The case continued for five years, but the sisters had lost.

"This case, complicated by passions, was argued in court for quite a long time across seas, lands, and times. Not every day, and most definitely not as a matter of routine, does the opportunity befall a judge to delve into the depth of history as it unfolds before him in piecemeal fashion," wrote Judge Talia Pardo Kupelman in her verdict last Friday. The trial, she wrote, had provided "a window into the lives, desires, frustrations and the souls of two of the greatest thinkers of the 20th century". She ruled: "Due to the strict requirements of proof required, I do not believe that the plaintiffs have met the requirements... the gift was never carried out to completion... One can determine that the Kafka manuscripts, like the Brod estate, were not given to the plaintiffs as gifts."

The judge added: "I hope that the inheritance of the late Brod will finally find its place according to the wishes of the deceased." She ordered Eva Hoffe (her sister died this year) to pay more than £15,000 in costs. Mrs Hoffe says she will appeal.

Until the legal proceedings end, no-one knows exactly what is among the papers, creating the possibility that Kafka's denouement has not yet been written. "I understand there is a diary there which tells the story of his meeting with Kafka and how they became friends," said Shimon Sandbank, emeritus Professor of English at the Hebrew University and author of After Kafka.

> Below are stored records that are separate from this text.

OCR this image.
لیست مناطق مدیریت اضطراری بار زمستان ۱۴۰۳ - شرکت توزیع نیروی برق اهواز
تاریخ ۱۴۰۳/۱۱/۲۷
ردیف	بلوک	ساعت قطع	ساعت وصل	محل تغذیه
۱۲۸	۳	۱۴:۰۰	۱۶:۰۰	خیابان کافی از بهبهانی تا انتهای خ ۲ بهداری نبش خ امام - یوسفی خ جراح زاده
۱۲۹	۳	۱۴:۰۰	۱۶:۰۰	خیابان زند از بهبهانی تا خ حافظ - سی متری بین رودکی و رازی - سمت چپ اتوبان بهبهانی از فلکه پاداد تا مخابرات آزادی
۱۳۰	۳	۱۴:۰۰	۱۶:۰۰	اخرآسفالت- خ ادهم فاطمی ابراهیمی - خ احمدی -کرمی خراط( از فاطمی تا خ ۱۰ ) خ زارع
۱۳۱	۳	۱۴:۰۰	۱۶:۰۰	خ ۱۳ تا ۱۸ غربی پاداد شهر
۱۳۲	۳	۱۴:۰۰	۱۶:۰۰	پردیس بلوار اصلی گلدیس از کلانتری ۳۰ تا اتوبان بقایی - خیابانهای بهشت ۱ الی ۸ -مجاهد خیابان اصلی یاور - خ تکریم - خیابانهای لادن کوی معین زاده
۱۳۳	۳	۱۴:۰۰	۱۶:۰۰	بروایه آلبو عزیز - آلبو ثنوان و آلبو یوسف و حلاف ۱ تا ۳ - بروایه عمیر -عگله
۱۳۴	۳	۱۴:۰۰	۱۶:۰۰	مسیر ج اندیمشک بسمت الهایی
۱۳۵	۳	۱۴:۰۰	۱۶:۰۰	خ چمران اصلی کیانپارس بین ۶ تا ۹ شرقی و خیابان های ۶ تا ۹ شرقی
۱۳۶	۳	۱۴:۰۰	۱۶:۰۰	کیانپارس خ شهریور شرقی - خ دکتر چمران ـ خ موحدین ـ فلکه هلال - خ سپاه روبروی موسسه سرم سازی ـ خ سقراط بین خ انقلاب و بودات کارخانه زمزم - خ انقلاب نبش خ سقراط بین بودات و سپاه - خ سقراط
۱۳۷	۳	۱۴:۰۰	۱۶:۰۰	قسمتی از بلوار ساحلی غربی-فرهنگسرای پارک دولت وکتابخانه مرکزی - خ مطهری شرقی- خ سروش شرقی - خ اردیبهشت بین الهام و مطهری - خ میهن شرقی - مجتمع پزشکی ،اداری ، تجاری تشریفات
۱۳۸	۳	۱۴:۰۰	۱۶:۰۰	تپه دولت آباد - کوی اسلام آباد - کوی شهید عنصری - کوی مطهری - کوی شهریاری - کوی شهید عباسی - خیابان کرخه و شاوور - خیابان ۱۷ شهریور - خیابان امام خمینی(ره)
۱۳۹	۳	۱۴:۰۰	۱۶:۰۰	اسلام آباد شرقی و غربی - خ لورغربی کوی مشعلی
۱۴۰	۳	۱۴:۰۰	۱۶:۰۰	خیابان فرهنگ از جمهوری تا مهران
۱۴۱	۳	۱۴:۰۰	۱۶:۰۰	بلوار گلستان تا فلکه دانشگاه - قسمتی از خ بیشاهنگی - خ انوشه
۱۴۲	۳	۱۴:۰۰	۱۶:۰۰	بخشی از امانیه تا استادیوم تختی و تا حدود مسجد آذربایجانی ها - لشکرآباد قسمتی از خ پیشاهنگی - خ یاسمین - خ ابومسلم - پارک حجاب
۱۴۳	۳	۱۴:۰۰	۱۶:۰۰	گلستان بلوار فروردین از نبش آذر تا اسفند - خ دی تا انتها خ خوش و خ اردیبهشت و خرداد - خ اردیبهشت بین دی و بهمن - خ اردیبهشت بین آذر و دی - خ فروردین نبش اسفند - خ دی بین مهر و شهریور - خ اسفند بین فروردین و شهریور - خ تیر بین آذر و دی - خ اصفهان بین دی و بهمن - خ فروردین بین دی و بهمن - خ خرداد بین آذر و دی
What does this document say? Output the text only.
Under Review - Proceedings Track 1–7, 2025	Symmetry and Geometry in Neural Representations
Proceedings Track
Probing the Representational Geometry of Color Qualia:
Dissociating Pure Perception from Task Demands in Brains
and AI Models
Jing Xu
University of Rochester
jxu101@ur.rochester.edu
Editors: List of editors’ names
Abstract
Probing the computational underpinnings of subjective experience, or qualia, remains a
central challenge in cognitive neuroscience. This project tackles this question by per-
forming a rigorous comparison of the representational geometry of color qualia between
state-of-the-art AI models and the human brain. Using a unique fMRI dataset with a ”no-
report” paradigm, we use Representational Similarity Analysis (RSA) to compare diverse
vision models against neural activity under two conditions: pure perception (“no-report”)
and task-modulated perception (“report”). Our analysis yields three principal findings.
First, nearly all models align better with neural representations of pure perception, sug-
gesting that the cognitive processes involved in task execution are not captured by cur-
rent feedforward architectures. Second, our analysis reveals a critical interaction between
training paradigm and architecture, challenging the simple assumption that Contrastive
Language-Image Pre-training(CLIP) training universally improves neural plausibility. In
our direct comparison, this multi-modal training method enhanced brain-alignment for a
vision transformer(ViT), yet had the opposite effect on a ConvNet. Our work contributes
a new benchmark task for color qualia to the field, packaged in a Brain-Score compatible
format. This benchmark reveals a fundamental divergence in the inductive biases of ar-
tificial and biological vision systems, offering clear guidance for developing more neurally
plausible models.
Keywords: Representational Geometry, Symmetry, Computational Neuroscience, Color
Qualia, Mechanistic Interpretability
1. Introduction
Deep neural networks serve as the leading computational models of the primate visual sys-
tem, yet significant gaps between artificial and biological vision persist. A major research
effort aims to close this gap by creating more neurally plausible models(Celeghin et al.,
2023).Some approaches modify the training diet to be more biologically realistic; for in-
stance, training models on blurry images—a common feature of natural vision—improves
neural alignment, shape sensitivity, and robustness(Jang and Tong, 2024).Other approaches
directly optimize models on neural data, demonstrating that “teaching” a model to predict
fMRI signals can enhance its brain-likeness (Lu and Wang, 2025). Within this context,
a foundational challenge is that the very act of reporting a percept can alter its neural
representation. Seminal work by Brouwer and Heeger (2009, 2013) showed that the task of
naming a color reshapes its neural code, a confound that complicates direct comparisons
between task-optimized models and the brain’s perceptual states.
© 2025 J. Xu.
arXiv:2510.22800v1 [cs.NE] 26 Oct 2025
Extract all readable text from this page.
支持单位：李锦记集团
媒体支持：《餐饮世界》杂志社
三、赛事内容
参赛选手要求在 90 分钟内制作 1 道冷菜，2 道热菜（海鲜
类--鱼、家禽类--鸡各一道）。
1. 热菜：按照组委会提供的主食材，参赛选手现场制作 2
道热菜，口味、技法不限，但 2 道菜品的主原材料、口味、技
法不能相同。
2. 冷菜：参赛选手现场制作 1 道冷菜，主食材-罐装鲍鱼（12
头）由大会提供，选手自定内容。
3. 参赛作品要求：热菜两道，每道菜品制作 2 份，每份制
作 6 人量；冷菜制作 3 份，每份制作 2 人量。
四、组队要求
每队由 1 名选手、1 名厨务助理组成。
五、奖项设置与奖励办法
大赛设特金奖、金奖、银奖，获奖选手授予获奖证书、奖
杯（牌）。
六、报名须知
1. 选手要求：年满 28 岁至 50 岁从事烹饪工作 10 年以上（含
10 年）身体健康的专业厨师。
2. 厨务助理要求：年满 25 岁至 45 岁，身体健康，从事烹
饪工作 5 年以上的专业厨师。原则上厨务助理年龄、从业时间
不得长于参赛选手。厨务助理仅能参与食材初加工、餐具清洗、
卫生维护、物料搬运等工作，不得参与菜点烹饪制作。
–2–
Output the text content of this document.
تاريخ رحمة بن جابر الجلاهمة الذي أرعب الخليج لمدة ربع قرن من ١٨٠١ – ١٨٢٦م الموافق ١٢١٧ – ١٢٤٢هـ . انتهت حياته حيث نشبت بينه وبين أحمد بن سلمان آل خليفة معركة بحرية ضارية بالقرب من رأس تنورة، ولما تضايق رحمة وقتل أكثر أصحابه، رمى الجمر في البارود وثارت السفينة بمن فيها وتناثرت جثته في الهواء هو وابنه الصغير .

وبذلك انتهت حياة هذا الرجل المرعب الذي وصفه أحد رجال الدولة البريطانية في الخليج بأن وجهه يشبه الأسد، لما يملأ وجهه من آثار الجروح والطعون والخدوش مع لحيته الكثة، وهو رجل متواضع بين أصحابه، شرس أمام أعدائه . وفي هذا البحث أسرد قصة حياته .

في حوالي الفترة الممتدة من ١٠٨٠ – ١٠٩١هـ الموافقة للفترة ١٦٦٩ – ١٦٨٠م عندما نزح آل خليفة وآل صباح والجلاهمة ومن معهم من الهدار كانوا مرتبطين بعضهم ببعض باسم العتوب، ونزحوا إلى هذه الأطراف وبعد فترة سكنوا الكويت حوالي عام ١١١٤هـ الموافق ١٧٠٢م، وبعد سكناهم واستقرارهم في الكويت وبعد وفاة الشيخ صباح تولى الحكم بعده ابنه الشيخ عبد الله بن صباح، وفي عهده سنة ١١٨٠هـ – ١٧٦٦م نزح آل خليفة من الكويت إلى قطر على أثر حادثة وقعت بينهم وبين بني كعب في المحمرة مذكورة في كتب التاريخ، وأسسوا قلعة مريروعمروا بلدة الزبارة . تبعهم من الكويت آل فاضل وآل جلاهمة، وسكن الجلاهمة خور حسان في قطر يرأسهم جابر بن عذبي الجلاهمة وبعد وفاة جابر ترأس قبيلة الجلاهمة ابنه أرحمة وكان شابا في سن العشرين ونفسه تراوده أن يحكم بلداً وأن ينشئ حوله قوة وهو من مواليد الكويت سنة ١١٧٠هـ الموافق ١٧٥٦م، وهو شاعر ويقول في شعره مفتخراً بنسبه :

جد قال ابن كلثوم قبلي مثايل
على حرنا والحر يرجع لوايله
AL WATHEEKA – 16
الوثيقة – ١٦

"Brod was the closest person to Kafka. He was his friend from high school to the end," Professor Sandbank added. "He was the one who was asked by Kafka to burn his writings and he didn't do it. This is his great achievement. I don't know any writing by Brod where he explains it. It would be interesting."

David Blumberg, chairman of the Israel National Library, said the collection would be catalogued and placed on public display as soon as possible. He said: "We don't know what's in there exactly but from our past experience in dealing with collections and archives like this, you can always expect surprises. There are always things that you didn't expect to find."

Mr Blumberg said there were no hard feelings against the Marbach archive. "I am ready to co-operate with them on the basis that it will be accessible to the general public." He added: "The verdict is a little tricky. It says that if any revenue is generated by the publication of the archive, the sisters will be the beneficiaries. We don't intend that there will be any money. We have no intention of turning this into a business."

Mr Blumberg said his main concern was to ensure that Israeli and Jewish cultural heritage was open for scholars and public alike. "We open the collections to everyone," he said. "If we can upload thousands of pages to the internet, we'll be happy to do so."

Prague-Berlin-Oxford: The travels of Kafka's other works

Kafka asked his last lover, Dora Diamant, to burn some of his writings, but she saved more than she destroyed. Diamant is thought to have held on to 35 letters and 20 notebooks, but they were confiscated in a Gestapo raid on her home in Berlin in 1933, and have not been seen since. The Kafka Project, which works on behalf of the Kafka Estate of London, continues to search for the works.

The Bodleian Library in Oxford holds the majority of Kafka's surviving manuscripts. By 1956, most of them had been reclaimed from Max Brod by the author's relatives. They were kept in a vault in Zurich until Kafka scholar Sir Malcolm Pasley persuaded the family to give them to Oxford in 1961.